- Associated Press - Friday, June 26, 2015

DOVER, Del. (AP) - Long-term answers to traffic congestion in Delaware could include new and expanded commuter rail service, special lanes for buses, even a light-rail system linking Wilmington with southern Delaware and other parts of the Delmarva peninsula.

For now, however, the answer seems to be to build more roads.

Although the Delaware Department of Transportation is eyeing several ideas to expand bus and rail service, particularly in northern Delaware, expanding and improving the existing road system remains a key factor in trying to ease gridlock.

“Our primary efforts are aimed at expanding capacity on roadways that experience routine rush-hour commuter congestion or seasonal congestion due to increased traffic from outside the state,” said DelDOT spokesman Geoff Sundstrom.

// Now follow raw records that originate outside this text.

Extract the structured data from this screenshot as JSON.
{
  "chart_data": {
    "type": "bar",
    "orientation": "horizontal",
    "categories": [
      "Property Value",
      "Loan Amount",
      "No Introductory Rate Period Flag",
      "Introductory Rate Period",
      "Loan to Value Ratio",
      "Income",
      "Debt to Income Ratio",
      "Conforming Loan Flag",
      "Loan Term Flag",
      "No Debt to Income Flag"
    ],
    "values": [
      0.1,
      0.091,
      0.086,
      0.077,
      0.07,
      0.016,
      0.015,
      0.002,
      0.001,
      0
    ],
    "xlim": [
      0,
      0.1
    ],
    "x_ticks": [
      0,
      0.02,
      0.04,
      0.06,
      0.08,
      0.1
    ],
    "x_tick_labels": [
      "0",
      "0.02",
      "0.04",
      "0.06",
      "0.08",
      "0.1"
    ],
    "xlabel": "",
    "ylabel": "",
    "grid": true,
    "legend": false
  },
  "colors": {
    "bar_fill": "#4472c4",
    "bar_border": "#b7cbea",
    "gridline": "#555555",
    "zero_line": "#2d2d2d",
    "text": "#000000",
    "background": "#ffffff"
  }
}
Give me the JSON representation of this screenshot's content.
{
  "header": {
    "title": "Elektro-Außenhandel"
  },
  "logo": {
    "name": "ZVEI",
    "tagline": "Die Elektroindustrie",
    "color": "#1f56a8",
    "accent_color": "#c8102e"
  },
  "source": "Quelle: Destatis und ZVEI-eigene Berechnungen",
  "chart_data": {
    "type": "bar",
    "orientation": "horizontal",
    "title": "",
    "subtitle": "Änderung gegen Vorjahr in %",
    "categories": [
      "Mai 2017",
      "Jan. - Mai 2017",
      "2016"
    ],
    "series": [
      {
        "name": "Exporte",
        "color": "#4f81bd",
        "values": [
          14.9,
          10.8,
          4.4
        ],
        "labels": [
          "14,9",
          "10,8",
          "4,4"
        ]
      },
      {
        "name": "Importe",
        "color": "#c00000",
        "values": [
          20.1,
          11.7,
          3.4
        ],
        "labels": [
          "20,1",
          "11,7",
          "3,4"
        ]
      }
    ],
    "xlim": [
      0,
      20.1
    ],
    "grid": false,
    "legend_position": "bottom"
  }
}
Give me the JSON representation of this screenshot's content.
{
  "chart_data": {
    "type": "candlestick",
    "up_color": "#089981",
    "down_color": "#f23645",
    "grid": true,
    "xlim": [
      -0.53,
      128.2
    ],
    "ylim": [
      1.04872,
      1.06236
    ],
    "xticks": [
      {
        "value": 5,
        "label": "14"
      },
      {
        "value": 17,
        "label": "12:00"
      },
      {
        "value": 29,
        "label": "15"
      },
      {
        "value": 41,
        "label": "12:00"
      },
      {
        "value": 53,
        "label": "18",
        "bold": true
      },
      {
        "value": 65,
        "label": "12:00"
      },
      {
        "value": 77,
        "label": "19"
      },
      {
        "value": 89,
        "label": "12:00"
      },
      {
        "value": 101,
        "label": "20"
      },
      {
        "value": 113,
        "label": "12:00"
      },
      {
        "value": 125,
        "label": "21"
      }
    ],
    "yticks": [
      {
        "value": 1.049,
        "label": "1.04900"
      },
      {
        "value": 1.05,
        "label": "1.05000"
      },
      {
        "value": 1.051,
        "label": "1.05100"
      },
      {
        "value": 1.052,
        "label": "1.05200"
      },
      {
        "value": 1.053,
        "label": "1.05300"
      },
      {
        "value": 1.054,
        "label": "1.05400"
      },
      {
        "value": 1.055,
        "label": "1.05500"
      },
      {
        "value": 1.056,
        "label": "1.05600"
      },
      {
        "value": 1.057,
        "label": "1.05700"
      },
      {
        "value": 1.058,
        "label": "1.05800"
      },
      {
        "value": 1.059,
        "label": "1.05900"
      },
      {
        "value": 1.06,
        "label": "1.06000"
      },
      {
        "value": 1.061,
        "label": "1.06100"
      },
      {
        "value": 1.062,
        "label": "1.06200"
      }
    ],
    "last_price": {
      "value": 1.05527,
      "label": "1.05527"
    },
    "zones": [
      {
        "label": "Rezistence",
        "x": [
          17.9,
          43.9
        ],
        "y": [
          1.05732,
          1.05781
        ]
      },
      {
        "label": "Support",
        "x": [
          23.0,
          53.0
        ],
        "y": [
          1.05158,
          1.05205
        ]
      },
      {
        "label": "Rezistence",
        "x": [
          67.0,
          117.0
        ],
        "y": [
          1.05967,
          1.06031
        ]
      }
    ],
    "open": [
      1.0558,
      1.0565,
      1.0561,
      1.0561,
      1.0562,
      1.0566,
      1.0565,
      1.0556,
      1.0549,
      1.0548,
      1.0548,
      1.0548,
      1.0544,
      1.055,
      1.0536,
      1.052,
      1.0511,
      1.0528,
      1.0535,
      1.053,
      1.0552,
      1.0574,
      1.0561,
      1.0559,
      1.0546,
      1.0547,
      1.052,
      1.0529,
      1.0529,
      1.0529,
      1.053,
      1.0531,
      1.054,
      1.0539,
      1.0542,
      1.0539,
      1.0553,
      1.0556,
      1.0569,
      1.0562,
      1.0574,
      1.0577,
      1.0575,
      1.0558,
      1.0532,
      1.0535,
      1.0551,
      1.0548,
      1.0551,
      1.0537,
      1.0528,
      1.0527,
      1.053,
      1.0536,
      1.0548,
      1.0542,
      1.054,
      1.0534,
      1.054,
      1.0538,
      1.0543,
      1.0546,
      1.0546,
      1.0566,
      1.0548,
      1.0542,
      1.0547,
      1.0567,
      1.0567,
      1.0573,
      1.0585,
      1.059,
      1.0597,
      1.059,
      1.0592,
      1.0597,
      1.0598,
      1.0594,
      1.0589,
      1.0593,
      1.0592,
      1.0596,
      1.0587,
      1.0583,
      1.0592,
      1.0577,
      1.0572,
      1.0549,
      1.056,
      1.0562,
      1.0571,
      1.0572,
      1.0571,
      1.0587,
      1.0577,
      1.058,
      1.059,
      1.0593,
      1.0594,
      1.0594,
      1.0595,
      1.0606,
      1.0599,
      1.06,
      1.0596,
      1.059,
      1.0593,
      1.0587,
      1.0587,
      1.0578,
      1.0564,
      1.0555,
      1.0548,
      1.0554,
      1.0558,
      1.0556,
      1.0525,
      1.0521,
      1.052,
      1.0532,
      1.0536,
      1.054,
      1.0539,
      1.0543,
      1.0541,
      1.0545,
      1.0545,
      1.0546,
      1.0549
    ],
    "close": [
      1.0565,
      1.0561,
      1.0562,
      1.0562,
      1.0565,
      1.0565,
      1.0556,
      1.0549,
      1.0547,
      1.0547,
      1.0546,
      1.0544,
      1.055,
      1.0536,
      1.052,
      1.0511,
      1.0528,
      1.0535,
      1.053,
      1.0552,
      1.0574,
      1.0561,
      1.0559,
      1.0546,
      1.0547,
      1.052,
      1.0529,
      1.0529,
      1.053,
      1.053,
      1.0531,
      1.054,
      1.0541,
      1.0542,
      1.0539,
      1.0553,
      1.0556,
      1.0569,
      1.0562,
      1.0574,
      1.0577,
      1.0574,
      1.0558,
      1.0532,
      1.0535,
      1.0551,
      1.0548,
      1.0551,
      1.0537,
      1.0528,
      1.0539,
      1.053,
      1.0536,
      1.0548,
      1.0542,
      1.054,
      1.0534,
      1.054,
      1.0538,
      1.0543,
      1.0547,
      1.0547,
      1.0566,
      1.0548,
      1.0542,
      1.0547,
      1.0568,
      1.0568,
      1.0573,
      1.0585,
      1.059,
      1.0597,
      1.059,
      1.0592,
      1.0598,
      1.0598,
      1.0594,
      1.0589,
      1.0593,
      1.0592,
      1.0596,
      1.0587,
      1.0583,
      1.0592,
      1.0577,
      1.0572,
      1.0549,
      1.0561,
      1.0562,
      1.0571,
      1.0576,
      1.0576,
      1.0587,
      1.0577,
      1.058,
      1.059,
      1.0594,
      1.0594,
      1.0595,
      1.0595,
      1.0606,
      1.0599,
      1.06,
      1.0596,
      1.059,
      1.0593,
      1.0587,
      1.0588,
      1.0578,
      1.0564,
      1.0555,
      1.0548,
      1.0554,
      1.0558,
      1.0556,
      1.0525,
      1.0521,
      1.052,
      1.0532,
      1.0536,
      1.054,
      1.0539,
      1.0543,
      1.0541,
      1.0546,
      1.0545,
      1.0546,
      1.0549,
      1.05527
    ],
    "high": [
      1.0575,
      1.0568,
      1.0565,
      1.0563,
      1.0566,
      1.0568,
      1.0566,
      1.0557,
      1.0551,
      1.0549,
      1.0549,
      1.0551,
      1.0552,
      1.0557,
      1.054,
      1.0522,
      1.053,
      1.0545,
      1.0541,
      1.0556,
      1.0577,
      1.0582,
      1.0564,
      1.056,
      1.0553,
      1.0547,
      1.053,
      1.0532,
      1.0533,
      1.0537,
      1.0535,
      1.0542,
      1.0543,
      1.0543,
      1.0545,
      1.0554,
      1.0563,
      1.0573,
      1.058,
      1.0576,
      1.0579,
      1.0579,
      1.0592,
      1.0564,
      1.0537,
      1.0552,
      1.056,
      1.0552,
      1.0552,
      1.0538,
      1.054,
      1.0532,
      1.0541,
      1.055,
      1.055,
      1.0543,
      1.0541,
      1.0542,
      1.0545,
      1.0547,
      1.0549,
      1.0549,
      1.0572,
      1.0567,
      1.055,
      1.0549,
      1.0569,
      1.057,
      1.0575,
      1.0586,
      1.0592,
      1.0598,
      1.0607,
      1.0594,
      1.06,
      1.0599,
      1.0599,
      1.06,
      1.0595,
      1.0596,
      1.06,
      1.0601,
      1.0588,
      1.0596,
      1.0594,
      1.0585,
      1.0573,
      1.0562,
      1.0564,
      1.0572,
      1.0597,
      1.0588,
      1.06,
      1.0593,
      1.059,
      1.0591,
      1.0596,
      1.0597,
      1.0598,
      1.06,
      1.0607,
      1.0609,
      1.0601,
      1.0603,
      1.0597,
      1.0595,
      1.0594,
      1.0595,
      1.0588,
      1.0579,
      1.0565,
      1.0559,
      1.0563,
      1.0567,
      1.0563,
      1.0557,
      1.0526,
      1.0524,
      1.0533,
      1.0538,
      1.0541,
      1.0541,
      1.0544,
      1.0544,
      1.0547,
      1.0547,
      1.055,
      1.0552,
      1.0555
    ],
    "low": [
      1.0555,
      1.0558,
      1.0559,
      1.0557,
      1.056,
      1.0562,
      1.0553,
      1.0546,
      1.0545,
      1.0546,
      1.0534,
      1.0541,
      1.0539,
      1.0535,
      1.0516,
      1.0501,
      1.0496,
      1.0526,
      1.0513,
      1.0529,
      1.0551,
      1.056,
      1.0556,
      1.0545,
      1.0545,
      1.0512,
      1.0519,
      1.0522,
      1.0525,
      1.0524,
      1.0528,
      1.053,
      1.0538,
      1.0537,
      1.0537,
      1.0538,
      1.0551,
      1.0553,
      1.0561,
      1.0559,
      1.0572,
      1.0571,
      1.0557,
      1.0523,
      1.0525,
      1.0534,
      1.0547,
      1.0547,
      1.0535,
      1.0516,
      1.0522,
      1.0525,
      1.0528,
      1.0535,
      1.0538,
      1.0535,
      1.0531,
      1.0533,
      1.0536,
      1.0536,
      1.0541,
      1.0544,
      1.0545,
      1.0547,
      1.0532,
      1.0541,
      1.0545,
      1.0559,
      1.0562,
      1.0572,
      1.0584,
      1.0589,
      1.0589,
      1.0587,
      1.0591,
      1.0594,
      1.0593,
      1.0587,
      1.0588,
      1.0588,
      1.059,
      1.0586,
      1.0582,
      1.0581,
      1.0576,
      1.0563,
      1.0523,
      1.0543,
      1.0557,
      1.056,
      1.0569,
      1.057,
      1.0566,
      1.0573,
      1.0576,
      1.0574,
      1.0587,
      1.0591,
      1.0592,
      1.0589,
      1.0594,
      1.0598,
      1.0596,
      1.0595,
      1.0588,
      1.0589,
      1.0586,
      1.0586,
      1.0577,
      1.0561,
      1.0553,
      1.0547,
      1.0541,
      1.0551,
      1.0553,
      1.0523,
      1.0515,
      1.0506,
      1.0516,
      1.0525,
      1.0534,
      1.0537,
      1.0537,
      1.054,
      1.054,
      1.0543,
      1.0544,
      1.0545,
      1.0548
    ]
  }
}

Many of those efforts involve Interstate 95, where some 25 million vehicles go through the toll plaza annually. Workers are upgrading the junction with state Route 202, while officials look at plans to reconfigure the ramps at state routes 896 and 273 to handle higher volumes.

Plans are being made to realign U.S. Route 301 to help alleviate congestion from high volumes of truck traffic in the rapidly growing Middletown area. Plans call for a four-lane, limited access toll road, using electronic roadside detectors to scan E-ZPass transponders or license plates for automatic billing. The road would extend from the Maryland border to Route 1, Delaware’s major north-south artery.

DelDOT also is planning to widen Route 1, a frequent site of rush-hour congestion, from the Chesapeake and Delaware canal bridge to just north of Route 273. The work is expected to cost more than $100 million.

“That’s a very big project,” noted DelDOT chief engineer Rob McCleary.

Farther south, project plans include a major bypass around Millsboro and a connector road tying Route 13 to Route 8 in Dover.

“Our expectation is that traffic will continue to grow, but we are doing projects to keep up with it,” McCleary said. “I don’t think congestion gets worse. Congestion will always be part of the system, but we’re trying to keep up with it and keep up with the pace of traffic growth.”

Meanwhile, the vast majority of Delaware commuters continue to drive alone, eschewing mass transit and carpooling that can be arranged through RideShare Delaware, which works with employers to help set up carpools among interested employees. RideShare also offers free ride-matching services for commuters and parents of Delaware school students.

“It’s marginally successful. We keep pushing it,” said John Sisson, CEO of DelDOT’s Delaware Transit Corp.

Transit officials also continue to eye system improvements to increase bus and rail ridership. Ridership on fixed bus routes fell from 10.6 million in fiscal 2012 to 9.9 million in fiscal 2014, while rail ridership declined slightly last year. The only steady growth has been in paratransit bus service for the disabled.

Systemwide, transit ridership fell from a peak of more than 12.8 million in fiscal 2012 to less than 12.2 million in fiscal 2014. Through April of the current fiscal year, which ends Tuesday, ridership totaled about 9.6 million.

Sisson said falling gasoline prices in recent years have resulted in a corresponding decrease in transit ridership, with more people, choosing to drive their own cars.

Sisson noted that transit in northern Delaware is usually a matter of choice for people seeking to avoid congestion and the cost of tolls, parking and fuel. In contrast, people in central and southern Delaware often rely on mass transit because they have no other means of transportation, he said.

Sisson said Delaware’s efforts to increase transit use include studying how to make the transit system in Wilmington more efficient and offering real-time information on bus locations and wait times. Officials also are exploring the use of HOV lanes for buses in the Wilmington area.

“We’re trying to make transit more attractive using technology,” Sisson explained.

DelDOT officials also are exploring expanded rail service capacity in Newark, which could result in closing a 20-mile gap in passenger service between Newark and Perryville, Maryland, on Amtrak’s northeast corridor. They also are looking at improved rail service in Claymont, where the current Southeastern Pennsylvania Transportation Authority station has limited parking and poses access problems for the disabled. Developers who bought a nearby shuttered steel plant have suggested that they could incorporate a new train station into their redevelopment proposal

“We’re really interested in that concept. … That’s a potential win-win for everybody,” Sisson said.